The Department attributes the reduction in default rates to many factors, most notably, better outreach to students regarding repayment options, especially the availability of income-based repayment plans, including President Obama’s pay as you earn (PAYE) plan which enables borrowers to repay their loans at no more than 10 percent of their discretionary income. Additional factors cited by the Department included increased counseling and efforts to improve the loan servicing.

This is the first year in which penalties are in effect for institutions that had 3 years of CDRs of 30 percent or more. The Department found that about 400 institutions across sectors had reached the 30 percent threshold for Title IV program elimination.

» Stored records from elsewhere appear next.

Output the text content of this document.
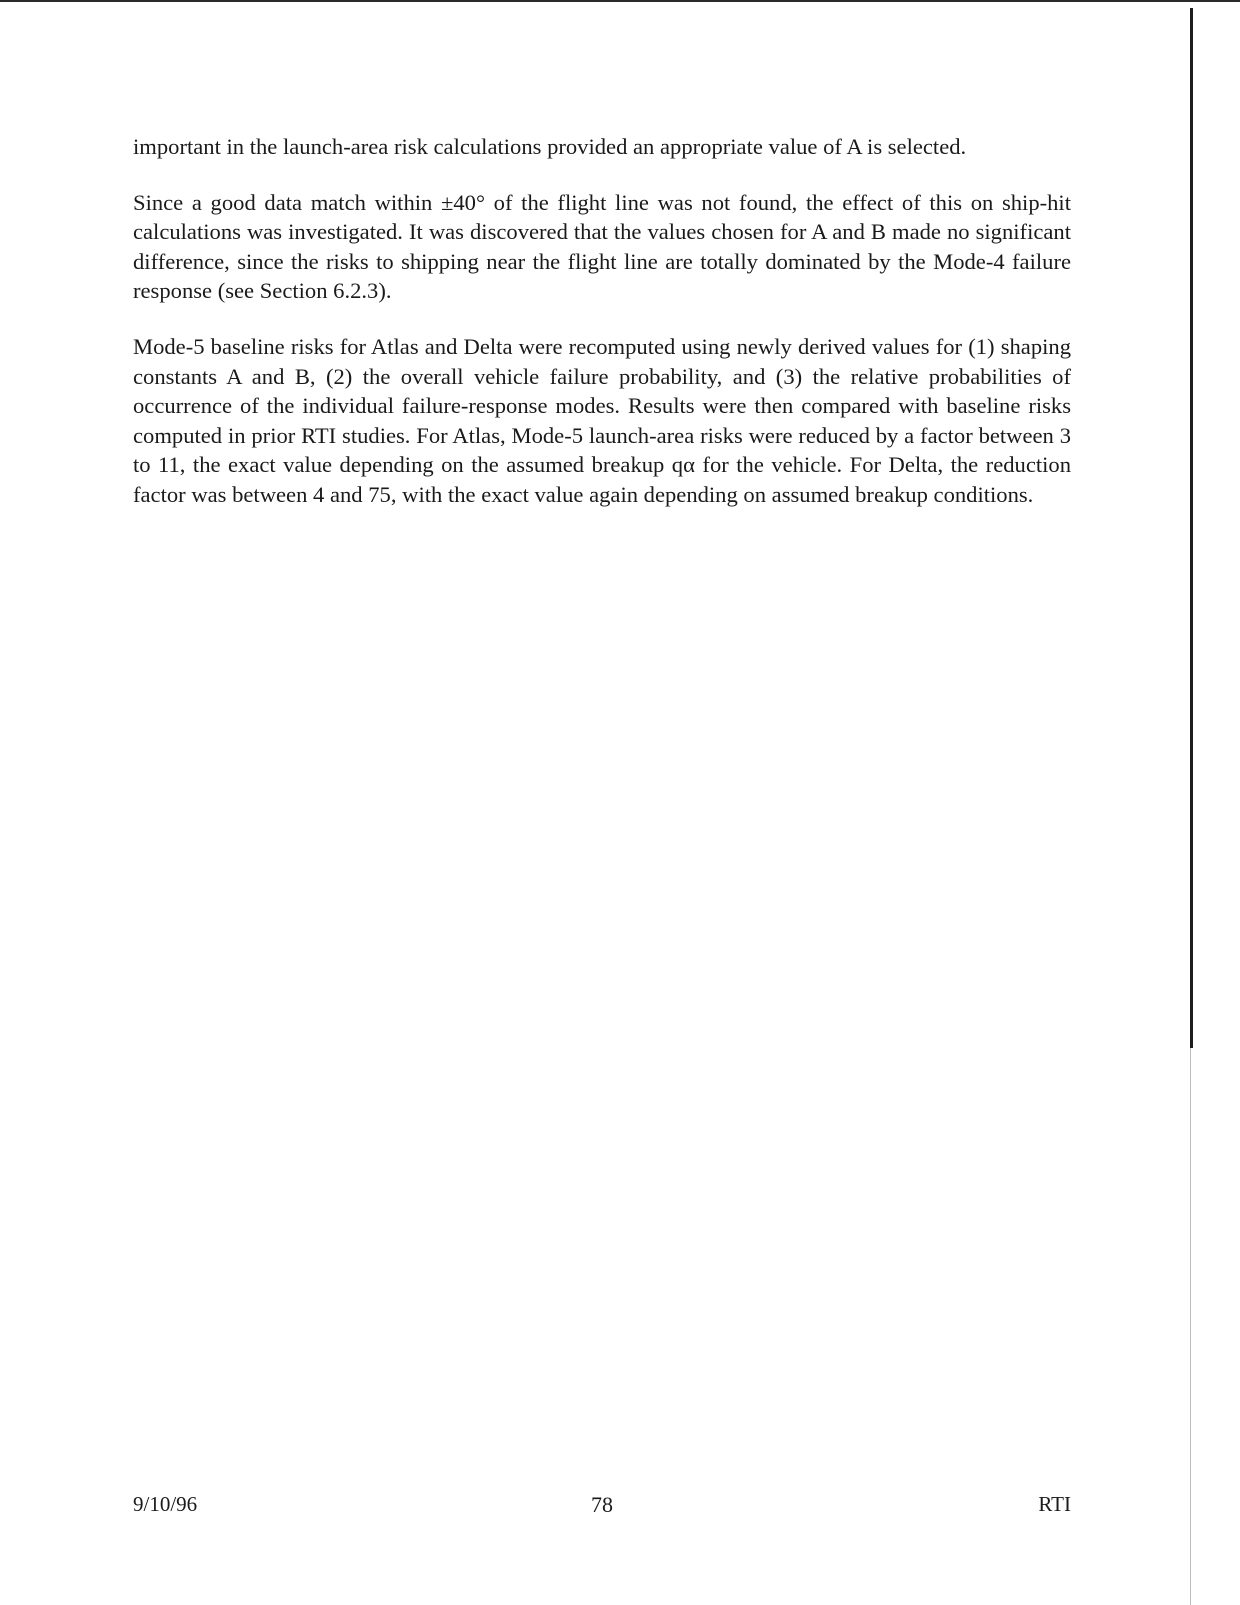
important in the launch-area risk calculations provided an appropriate value of A is selected.

Since a good data match within ±40° of the flight line was not found, the effect of this on ship-hit calculations was investigated. It was discovered that the values chosen for A and B made no significant difference, since the risks to shipping near the flight line are totally dominated by the Mode-4 failure response (see Section 6.2.3).

Mode-5 baseline risks for Atlas and Delta were recomputed using newly derived values for (1) shaping constants A and B, (2) the overall vehicle failure probability, and (3) the relative probabilities of occurrence of the individual failure-response modes. Results were then compared with baseline risks computed in prior RTI studies. For Atlas, Mode-5 launch-area risks were reduced by a factor between 3 to 11, the exact value depending on the assumed breakup qα for the vehicle. For Delta, the reduction factor was between 4 and 75, with the exact value again depending on assumed breakup conditions.

9/10/96	78	RTI
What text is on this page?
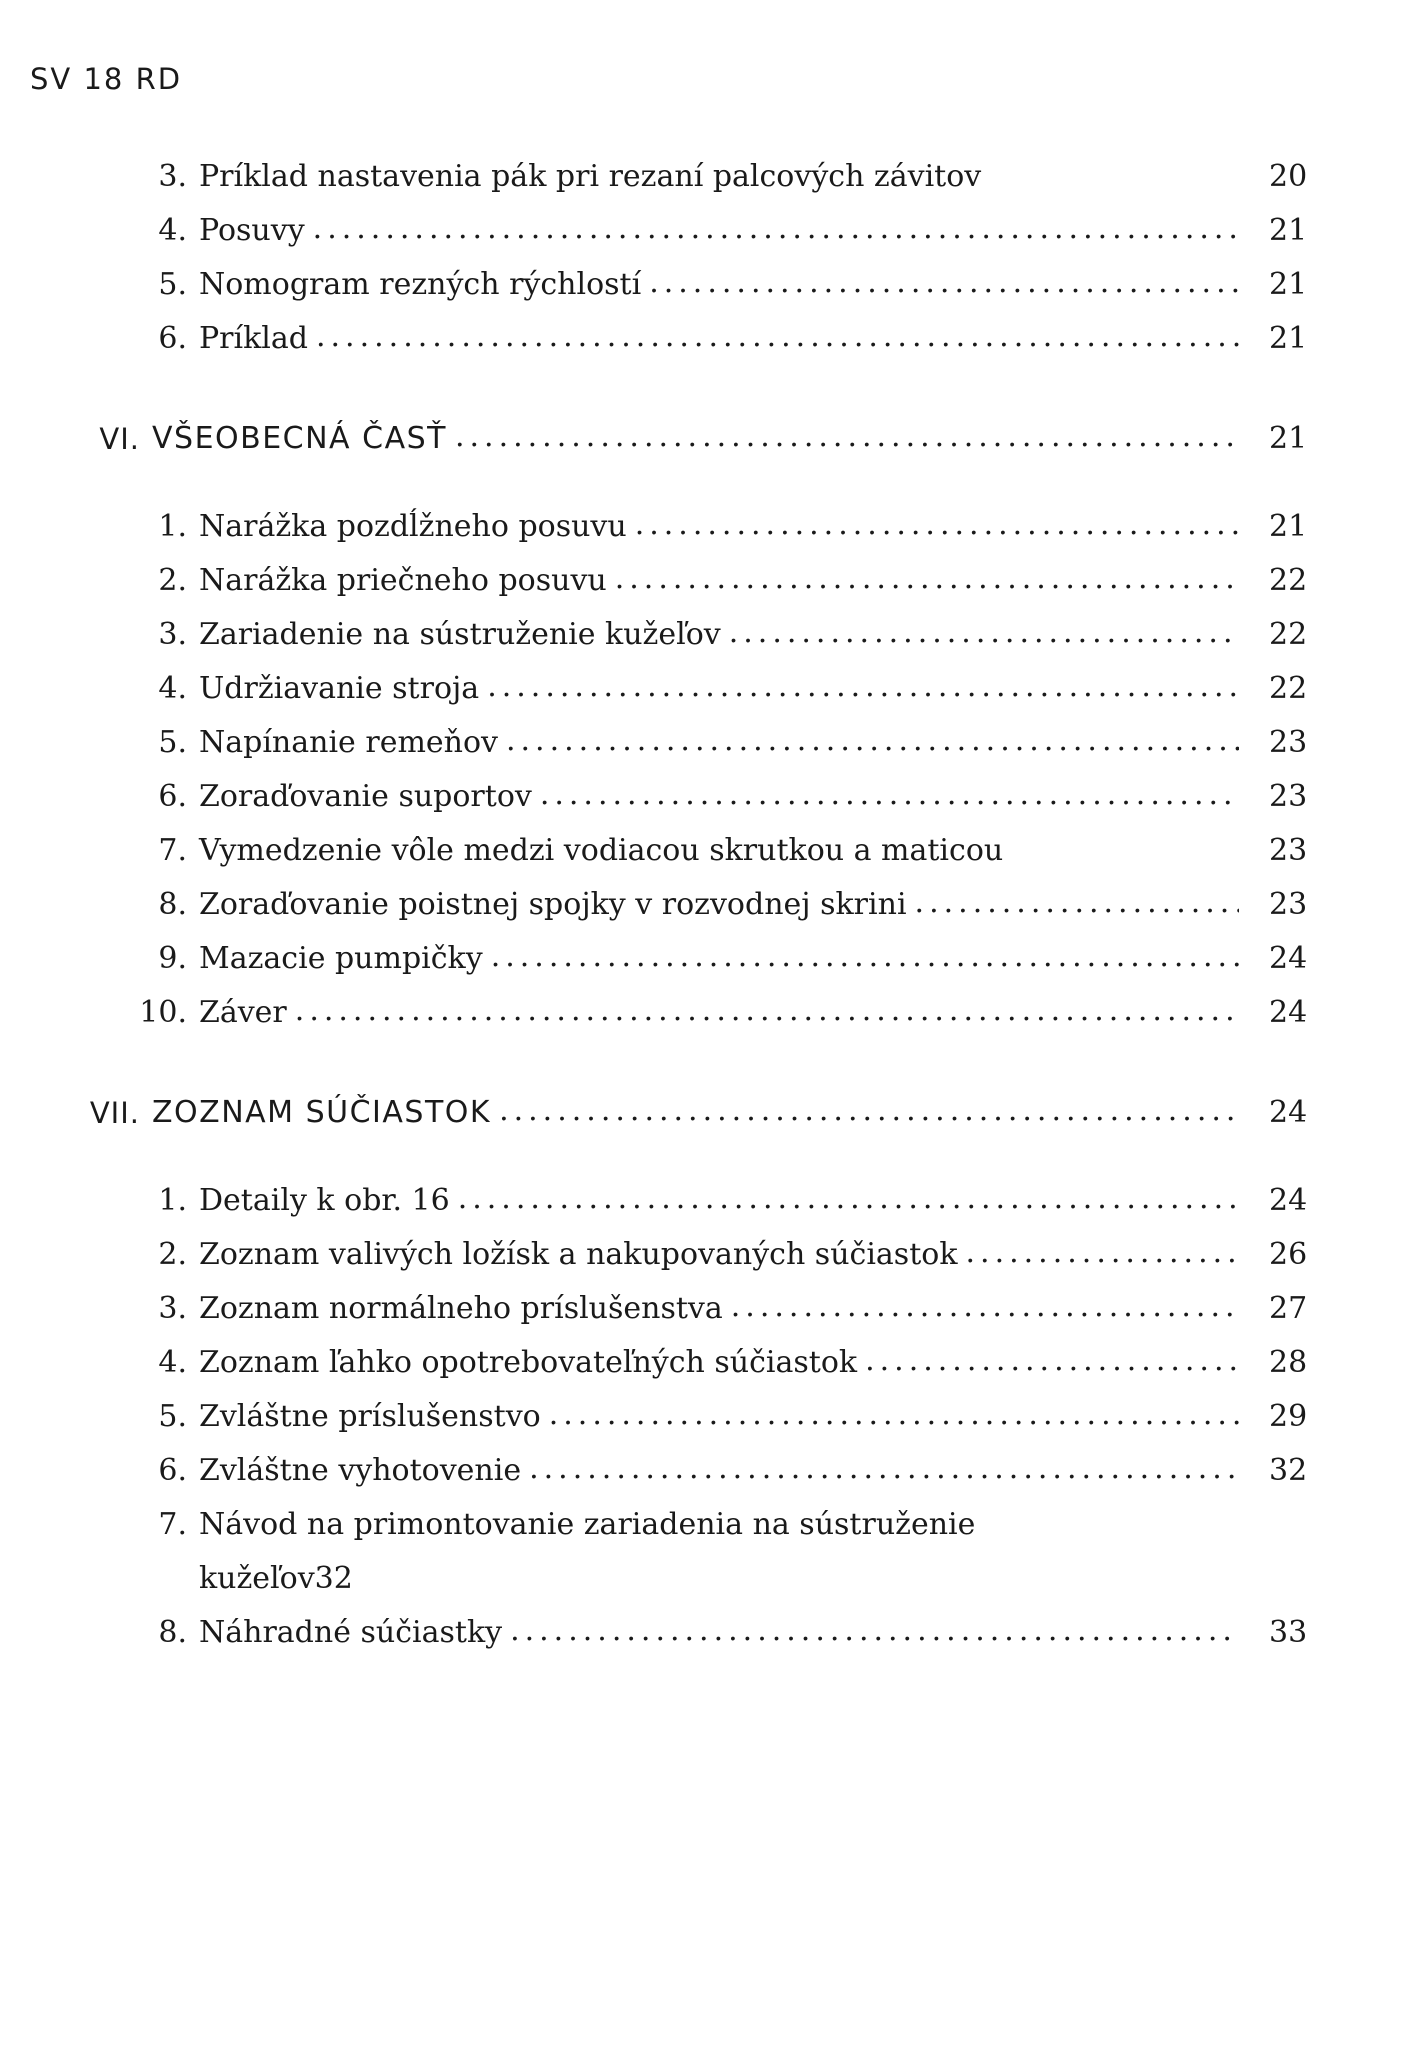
SV 18 RD
3. Príklad nastavenia pák pri rezaní palcových závitov	20
4. Posuvy .....	21
5. Nomogram rezných rýchlostí .....	21
6. Príklad .....	21
VI. VŠEOBECNÁ ČASŤ .....	21
1. Narážka pozdĺžneho posuvu .....	21
2. Narážka priečneho posuvu .....	22
3. Zariadenie na sústruženie kužeľov .....	22
4. Udržiavanie stroja .....	22
5. Napínanie remeňov .....	23
6. Zoraďovanie suportov .....	23
7. Vymedzenie vôle medzi vodiacou skrutkou a maticou	23
8. Zoraďovanie poistnej spojky v rozvodnej skrini .....	23
9. Mazacie pumpičky .....	24
10. Záver .....	24
VII. ZOZNAM SÚČIASTOK .....	24
1. Detaily k obr. 16 .....	24
2. Zoznam valivých ložísk a nakupovaných súčiastok .....	26
3. Zoznam normálneho príslušenstva .....	27
4. Zoznam ľahko opotrebovateľných súčiastok .....	28
5. Zvláštne príslušenstvo .....	29
6. Zvláštne vyhotovenie .....	32
7. Návod na primontovanie zariadenia na sústruženie
kužeľov 32
8. Náhradné súčiastky .....	33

Because it was a new threshold, and because the loans involved in calculating the CDRs were included in loan repayment and collection processes during the period of transition from the bank-based loans of the Federal Family Education Loan Program (FFELP) to the Department’s Direct Loan Program, the Department decided not to count certain loans where borrowers had “split servicing” of their loans.

The Department looked at those institutions that would have lost eligibility because of high defaults to see if the situation of multiple servicers per borrower was a factor. The Department determined that borrowers at these identified institutions were not considered in default if repayment of one loan was current, even if another loan, handled by a different servicer, was in default. Defaults in such cases were removed from an institution’s rate. In the end about 20 of the nearly 400 institutions, half of which were beauty/barber schools, lost eligibility for Title IV programs.